Lead PySpark Engineer
PySpark Engineer Lead
As the Technical Lead, you will drive the high-stakes migration of legacy SAS analytics to a modern, cloud-native PySpark ecosystem on AWS. This isn't just a lift and shift you will refactor complex procedural logic into scalable, production-ready distributed pipelines for a Tier-1 financial services environment.
Core Responsibilities
Engineering Leadership: Design and develop complex ETL/ELT pipelines and Data Marts using PySpark, EMR, and Glue.
Legacy Modernisation: Architect the conversion of SAS Base/Macros into modular, testable Python code using SAS2PY and manual refactoring.
Performance Tuning: Optimise Spark execution (partitioning, shuffling, caching) to ensure cost-efficient processing of massive financial datasets.
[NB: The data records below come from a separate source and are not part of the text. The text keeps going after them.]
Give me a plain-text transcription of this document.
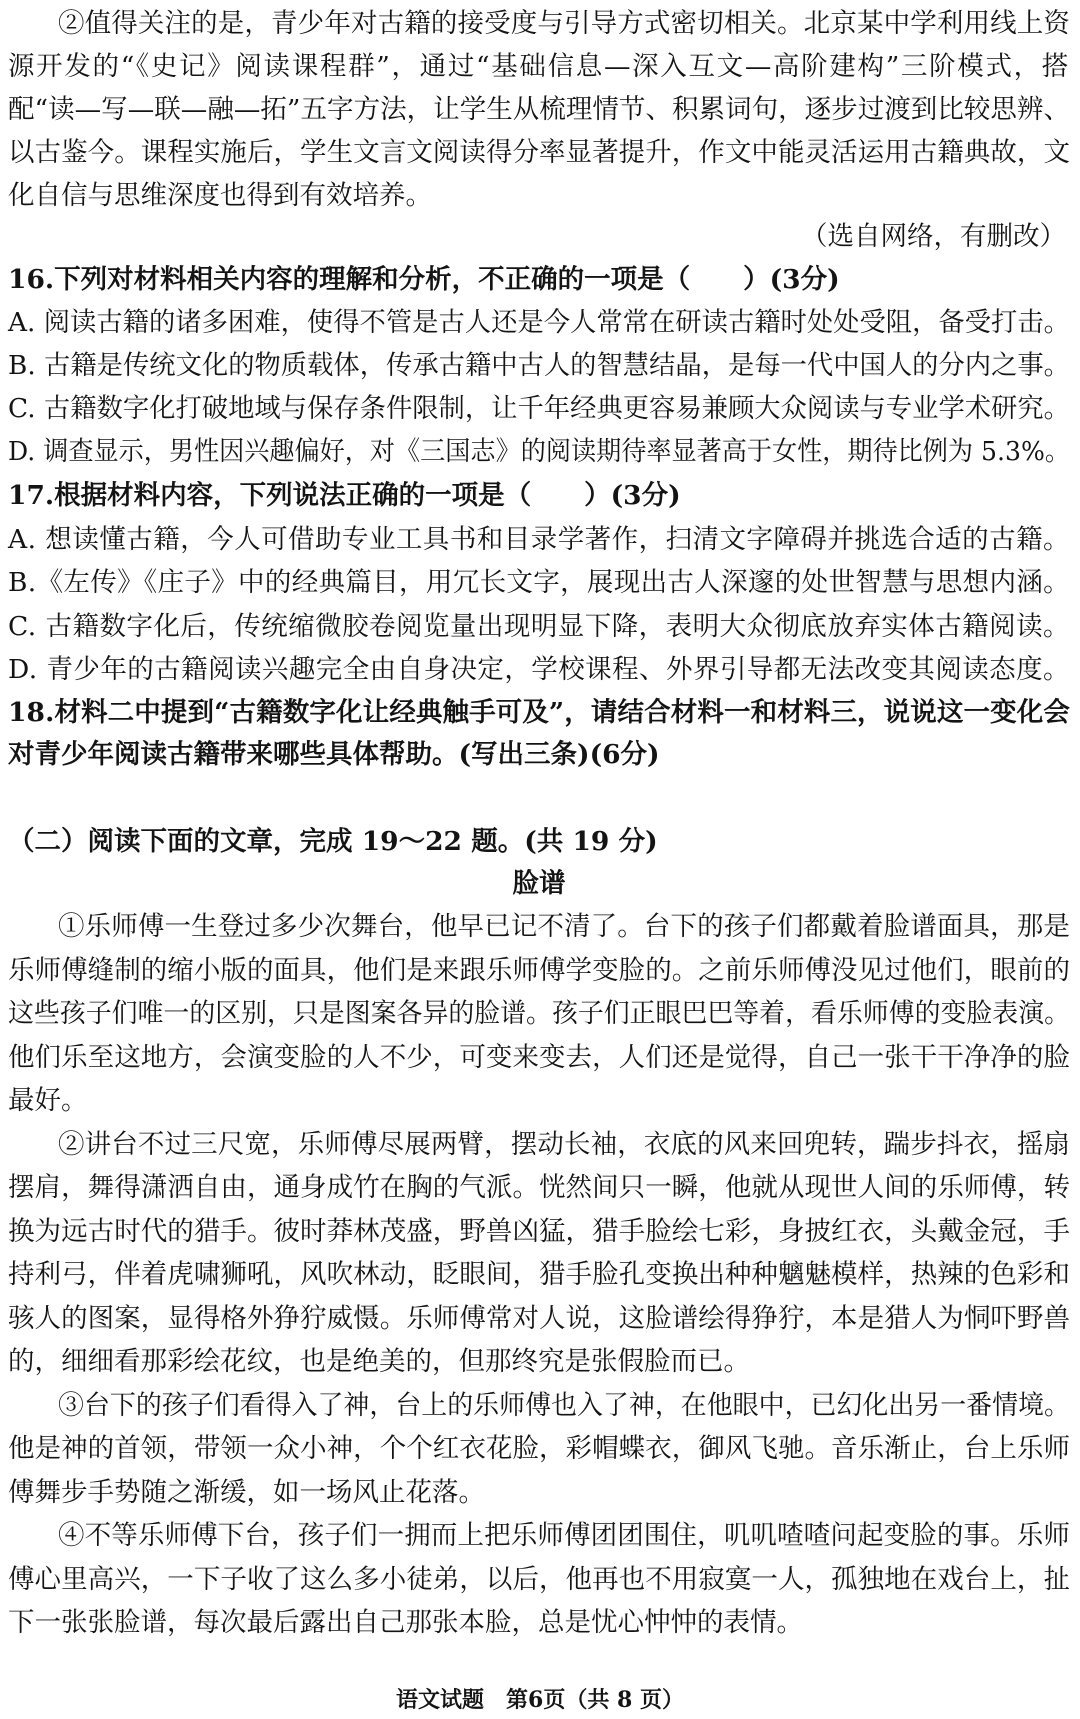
②值得关注的是，青少年对古籍的接受度与引导方式密切相关。北京某中学利用线上资
源开发的“《史记》阅读课程群”，通过“基础信息—深入互文—高阶建构”三阶模式，搭
配“读—写—联—融—拓”五字方法，让学生从梳理情节、积累词句，逐步过渡到比较思辨、
以古鉴今。课程实施后，学生文言文阅读得分率显著提升，作文中能灵活运用古籍典故，文
化自信与思维深度也得到有效培养。
（选自网络，有删改）
16.下列对材料相关内容的理解和分析，不正确的一项是（　　）(3分)
A. 阅读古籍的诸多困难，使得不管是古人还是今人常常在研读古籍时处处受阻，备受打击。
B. 古籍是传统文化的物质载体，传承古籍中古人的智慧结晶，是每一代中国人的分内之事。
C. 古籍数字化打破地域与保存条件限制，让千年经典更容易兼顾大众阅读与专业学术研究。
D. 调查显示，男性因兴趣偏好，对《三国志》的阅读期待率显著高于女性，期待比例为 5.3%。
17.根据材料内容，下列说法正确的一项是（　　）(3分)
A. 想读懂古籍，今人可借助专业工具书和目录学著作，扫清文字障碍并挑选合适的古籍。
B.《左传》《庄子》中的经典篇目，用冗长文字，展现出古人深邃的处世智慧与思想内涵。
C. 古籍数字化后，传统缩微胶卷阅览量出现明显下降，表明大众彻底放弃实体古籍阅读。
D. 青少年的古籍阅读兴趣完全由自身决定，学校课程、外界引导都无法改变其阅读态度。
18.材料二中提到“古籍数字化让经典触手可及”，请结合材料一和材料三，说说这一变化会
对青少年阅读古籍带来哪些具体帮助。(写出三条)(6分)
（二）阅读下面的文章，完成 19～22 题。(共 19 分)
脸谱
①乐师傅一生登过多少次舞台，他早已记不清了。台下的孩子们都戴着脸谱面具，那是
乐师傅缝制的缩小版的面具，他们是来跟乐师傅学变脸的。之前乐师傅没见过他们，眼前的
这些孩子们唯一的区别，只是图案各异的脸谱。孩子们正眼巴巴等着，看乐师傅的变脸表演。
他们乐至这地方，会演变脸的人不少，可变来变去，人们还是觉得，自己一张干干净净的脸
最好。
②讲台不过三尺宽，乐师傅尽展两臂，摆动长袖，衣底的风来回兜转，踹步抖衣，摇扇
摆肩，舞得潇洒自由，通身成竹在胸的气派。恍然间只一瞬，他就从现世人间的乐师傅，转
换为远古时代的猎手。彼时莽林茂盛，野兽凶猛，猎手脸绘七彩，身披红衣，头戴金冠，手
持利弓，伴着虎啸狮吼，风吹林动，眨眼间，猎手脸孔变换出种种魑魅模样，热辣的色彩和
骇人的图案，显得格外狰狞威慑。乐师傅常对人说，这脸谱绘得狰狞，本是猎人为恫吓野兽
的，细细看那彩绘花纹，也是绝美的，但那终究是张假脸而已。
③台下的孩子们看得入了神，台上的乐师傅也入了神，在他眼中，已幻化出另一番情境。
他是神的首领，带领一众小神，个个红衣花脸，彩帽蝶衣，御风飞驰。音乐渐止，台上乐师
傅舞步手势随之渐缓，如一场风止花落。
④不等乐师傅下台，孩子们一拥而上把乐师傅团团围住，叽叽喳喳问起变脸的事。乐师
傅心里高兴，一下子收了这么多小徒弟，以后，他再也不用寂寞一人，孤独地在戏台上，扯
下一张张脸谱，每次最后露出自己那张本脸，总是忧心忡忡的表情。
语文试题　第6页（共 8 页）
Quality & Governance: Implement rigorous CI/CD, unit testing, and data reconciliation frameworks to ensure "penny-perfect" accuracy.
Technical Stack
Engine: PySpark (Expert), Python (Clean Code/SOLID principles).
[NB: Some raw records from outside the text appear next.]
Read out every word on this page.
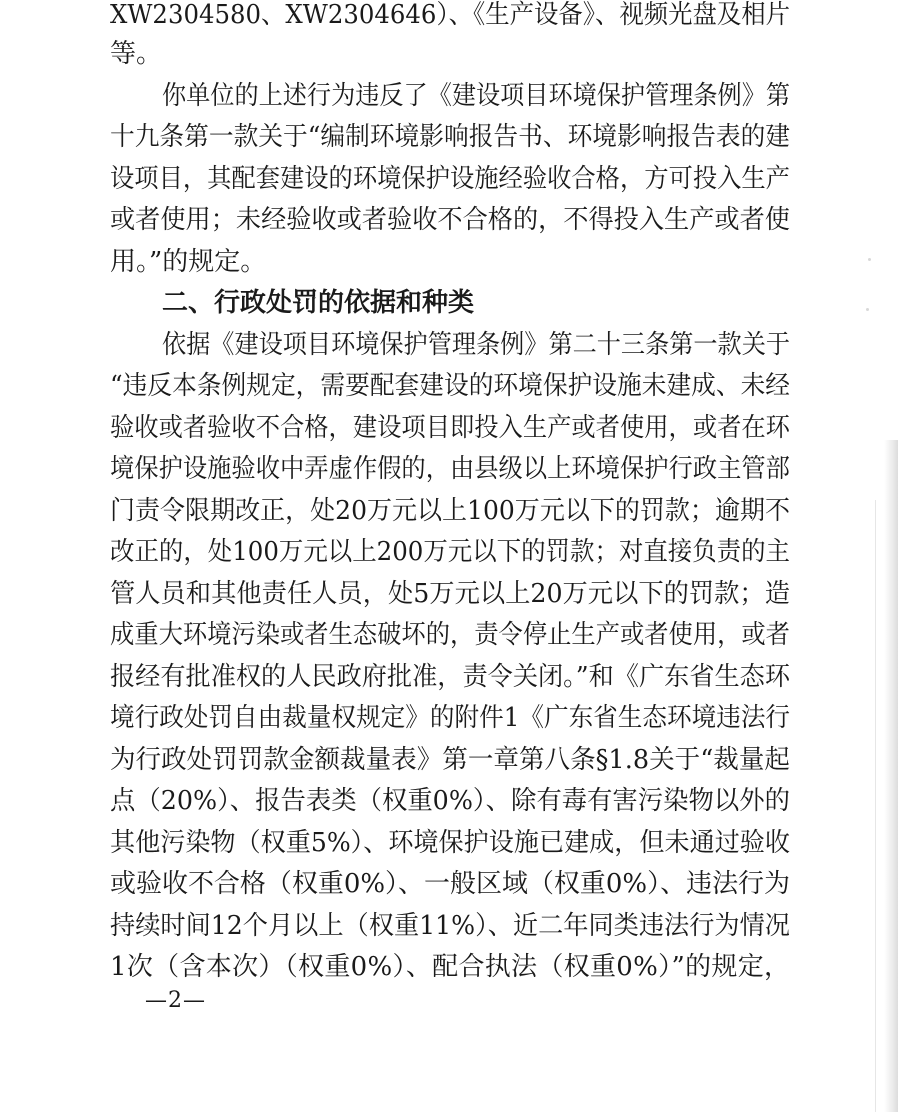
XW2304580、XW2304646）、《生产设备》、视频光盘及相片
等。
你单位的上述行为违反了《建设项目环境保护管理条例》第
十九条第一款关于“编制环境影响报告书、环境影响报告表的建
设项目，其配套建设的环境保护设施经验收合格，方可投入生产
或者使用；未经验收或者验收不合格的，不得投入生产或者使
用。”的规定。
二、行政处罚的依据和种类
依据《建设项目环境保护管理条例》第二十三条第一款关于
“违反本条例规定，需要配套建设的环境保护设施未建成、未经
验收或者验收不合格，建设项目即投入生产或者使用，或者在环
境保护设施验收中弄虚作假的，由县级以上环境保护行政主管部
门责令限期改正，处20万元以上100万元以下的罚款；逾期不
改正的，处100万元以上200万元以下的罚款；对直接负责的主
管人员和其他责任人员，处5万元以上20万元以下的罚款；造
成重大环境污染或者生态破坏的，责令停止生产或者使用，或者
报经有批准权的人民政府批准，责令关闭。”和《广东省生态环
境行政处罚自由裁量权规定》的附件1《广东省生态环境违法行
为行政处罚罚款金额裁量表》第一章第八条§1.8关于“裁量起
点（20%）、报告表类（权重0%）、除有毒有害污染物以外的
其他污染物（权重5%）、环境保护设施已建成，但未通过验收
或验收不合格（权重0%）、一般区域（权重0%）、违法行为
持续时间12个月以上（权重11%）、近二年同类违法行为情况
1次（含本次）（权重0%）、配合执法（权重0%）”的规定，
—2—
AWS: EMR, Glue, S3, Athena, IAM, Lambda.
Data Modeling: SCD Type 2, Fact/Dimension tables, Data Vault/Star Schema.
Legacy: Proficiency in reading/debugging SAS (Base, Macros, DI Studio).
DevOps: Git-based workflows, Jenkins/GitLab CI, Terraform.
Randstad Technologies is acting as an Employment Business in relation to this vacancy.